Oscar Nominations To Be Released Thursday At 8:30 PM EST: A Mathematical Formula For Predicting The Nominees
ByMove over Golden Globes. The Oscar nominations come out this morning at 8:30 am EST. According to a mathematical formula devised by Harvard math major Ben Zausmer, who predicted winners with 75 percent and 81 percent accuracy in 2012 and 2013, respectively, below are some of the most likely candidates to get nominated, courtesy of the Hollywood Reporter. Zausmer won't go as far to say that those most likely to be nominated are also those most likely to win. He'll compute that formula once the nominees are announced.

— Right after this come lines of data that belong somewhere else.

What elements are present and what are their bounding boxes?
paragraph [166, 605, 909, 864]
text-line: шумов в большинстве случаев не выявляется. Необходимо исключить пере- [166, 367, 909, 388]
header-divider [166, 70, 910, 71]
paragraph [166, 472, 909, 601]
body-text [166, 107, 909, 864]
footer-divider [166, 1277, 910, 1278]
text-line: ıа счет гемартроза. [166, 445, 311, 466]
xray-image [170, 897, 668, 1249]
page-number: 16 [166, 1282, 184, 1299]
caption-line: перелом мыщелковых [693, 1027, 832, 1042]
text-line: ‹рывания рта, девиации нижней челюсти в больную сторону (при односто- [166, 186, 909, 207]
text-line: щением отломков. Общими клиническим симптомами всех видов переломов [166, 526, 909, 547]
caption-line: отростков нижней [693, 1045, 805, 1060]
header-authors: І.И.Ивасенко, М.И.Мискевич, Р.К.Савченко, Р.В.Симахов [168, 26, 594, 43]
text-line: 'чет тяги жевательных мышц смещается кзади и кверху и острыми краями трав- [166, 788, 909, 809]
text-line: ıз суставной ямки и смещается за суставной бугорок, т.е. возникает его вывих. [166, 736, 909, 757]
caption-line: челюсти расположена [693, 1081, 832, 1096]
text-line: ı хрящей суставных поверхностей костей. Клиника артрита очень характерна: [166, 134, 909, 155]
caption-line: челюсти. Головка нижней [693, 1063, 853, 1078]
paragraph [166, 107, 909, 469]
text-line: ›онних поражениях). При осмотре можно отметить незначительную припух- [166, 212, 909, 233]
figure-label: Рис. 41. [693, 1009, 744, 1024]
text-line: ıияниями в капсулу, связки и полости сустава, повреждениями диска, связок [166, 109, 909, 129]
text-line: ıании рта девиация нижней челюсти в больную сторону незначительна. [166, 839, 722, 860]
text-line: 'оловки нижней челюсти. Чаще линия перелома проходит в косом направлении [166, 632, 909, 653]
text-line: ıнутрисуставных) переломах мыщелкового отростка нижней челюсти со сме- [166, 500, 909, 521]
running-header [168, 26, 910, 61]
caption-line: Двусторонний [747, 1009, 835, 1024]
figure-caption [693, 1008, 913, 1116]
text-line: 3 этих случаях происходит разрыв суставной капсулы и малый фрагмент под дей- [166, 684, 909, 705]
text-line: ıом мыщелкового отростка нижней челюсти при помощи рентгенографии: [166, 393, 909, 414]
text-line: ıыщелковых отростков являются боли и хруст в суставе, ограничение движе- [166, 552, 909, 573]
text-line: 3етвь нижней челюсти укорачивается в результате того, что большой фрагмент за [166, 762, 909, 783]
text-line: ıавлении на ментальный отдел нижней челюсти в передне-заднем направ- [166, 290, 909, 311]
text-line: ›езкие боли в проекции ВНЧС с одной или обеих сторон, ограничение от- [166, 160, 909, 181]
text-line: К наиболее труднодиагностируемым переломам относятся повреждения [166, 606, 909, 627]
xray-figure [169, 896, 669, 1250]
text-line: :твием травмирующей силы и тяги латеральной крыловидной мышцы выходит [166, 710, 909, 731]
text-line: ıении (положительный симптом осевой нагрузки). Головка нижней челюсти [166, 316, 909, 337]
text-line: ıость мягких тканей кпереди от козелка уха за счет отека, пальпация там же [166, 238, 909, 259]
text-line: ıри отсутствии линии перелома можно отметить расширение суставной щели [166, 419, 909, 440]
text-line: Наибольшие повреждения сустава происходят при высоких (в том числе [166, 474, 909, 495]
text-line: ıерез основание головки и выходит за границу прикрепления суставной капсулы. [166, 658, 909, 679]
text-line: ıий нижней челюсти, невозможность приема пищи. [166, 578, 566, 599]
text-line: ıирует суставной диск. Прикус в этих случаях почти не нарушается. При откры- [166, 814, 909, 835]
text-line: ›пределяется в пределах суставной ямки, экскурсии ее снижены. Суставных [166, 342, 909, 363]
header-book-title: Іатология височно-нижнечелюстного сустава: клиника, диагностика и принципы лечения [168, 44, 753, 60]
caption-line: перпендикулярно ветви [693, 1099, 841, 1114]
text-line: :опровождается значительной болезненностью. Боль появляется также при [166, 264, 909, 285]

Of the five categories analyzed by Zausmer (basically the five most important: best picture, best actor, best actress, best supporting actor, best supporting actress), "12 Years a Slave" had the highest probability of getting a nomination at 99.9 percent, with "Gravity" at number two with 90 percent. After that, it drops considerably to "American Hustle" (77.2 percent). Likely, that foretells a two horse race between "12 Years a Slave" and "Gravity." "Gravity" had been getting most of the Oscar buzz, but "12 Years," has surpassed it as of late (and "Gravity" wasn't even mentioned in Newsday's top five, released today). Such is the complexities of the Oscars, where films can move up and down the charts even though their merits should really have already have been solidified.
The next biggest lock was Jennifer Lawrence's 96.4 percent for best supporting actress in "Amercian Hustle." Yet, she's trailed closely by three other actresses above 90 percent: Lupita Nyong'o, Julia Roberts, and June Squibb.
The closest category, if solely based on Zausmer's formula, will be best supporting actor. Four actors are within less than two percentage points of each other, with Barkhad Abi (93.2 percent) fractional points ahead of Daniel Bruhl ("Rush") and Michael Fassbender ("12 Years a Slave"). At number four is Jared Leto (91.5 percent), whom Newsday selected as its winner.
Zausmer's formula may be somewhat complex, but his methods aren't. Basically, he compiles data from all prior award shows, weighs them according to how strongly they've predicted Oscar success in the past, and tallies the results, according to the Hollywood Reporter.